By Cai Xiao and Zhuang Qiange | China Daily | Updated: 2017-08-19 09:33

China's securities regulator has refused 46 A-share initial public offering applications this year, exceeding the total amount for the previous four years, a move to promote the reform of the registration-based IPO system and guarantee steady development of the stock market.

The 46 vetoes represent 13.6 percent of the 338 Chinese IPO applications reviewed through Aug 15 by China Securities Regulatory Commission, according to data from Wind, an information service provider.

The veto rate for each year from 2013 to 2016 was no higher than 7 percent.

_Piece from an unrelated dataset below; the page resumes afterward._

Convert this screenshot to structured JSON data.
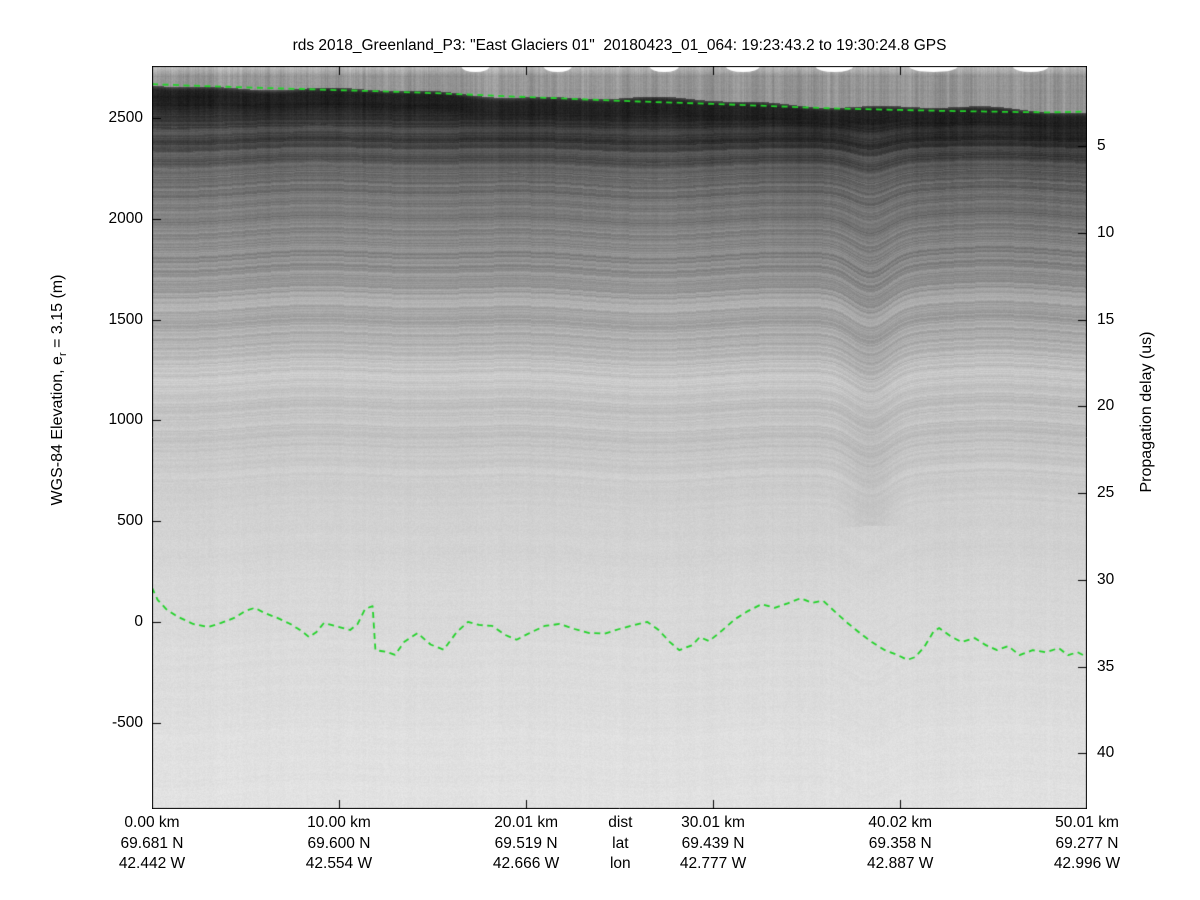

For example, Zhuhai Topsun Electronic Technology Co, a supplier of flexible circuit boards, was not approved for listing because of questions about its connected transactions and high gross margin. Tibet New Boom Co, a chain enterprise operating its major business in home decoration, was asked to make clear whether its downward figures would have an impact on its ability to sustain profits.

"China's securities regulator is paying more attention to the authenticity and compliance of IPO documents as well as lowering the threshold of IPO applications, which are the two main reasons for the increasing number of and higher veto rate," said Dong Dengxin, a finance professor at Wuhan University of Science and Technology.

Dong said the moves by the China Securities Regulatory Commission are important for maintaining a regular pace of IPOs and promoting the reform of the registration-based IPO system.

"With more companies applying for IPOs and higher requirements on information disclosure, Chinese stock market will cultivate more excellent listed enterprises," Dong said.

Li Shuguang, a law professor at China University of Political Science and Law specializing in the securities market, said the Chinese government will be especially careful to maintain financial stability before the 19th National Congress of the CPC, which is one reason for stricter IPO examination and approval processes.

"China's securities regulator may also be experimenting (with) new regulations as the Securities Law being revised adds more content on information disclosure," Li said.

Wind data also showed that one third of the refused IPO applications were from companies with annual net profit lower than 30 million yuan ($4.48 million).

Dong said the regulator prefers companies with higher net profits because it can guarantee the interests of investors. But in the future, qualified companies with lower profits or even those with losses should be allowed to go public in the Chinese stock market.

The Shanghai and Shenzhen stock exchanges saw a surge of IPOs in the first half of 2017 as the securities regulator stepped up the pace of the approval process to clear the long queue of companies waiting to get listed.

There were 246 companies listed on the Chinese A-share market in the first half, raising 125.5 billion yuan, up by 336 percent year-on-year, according to accounting firm PricewaterhouseCoopers.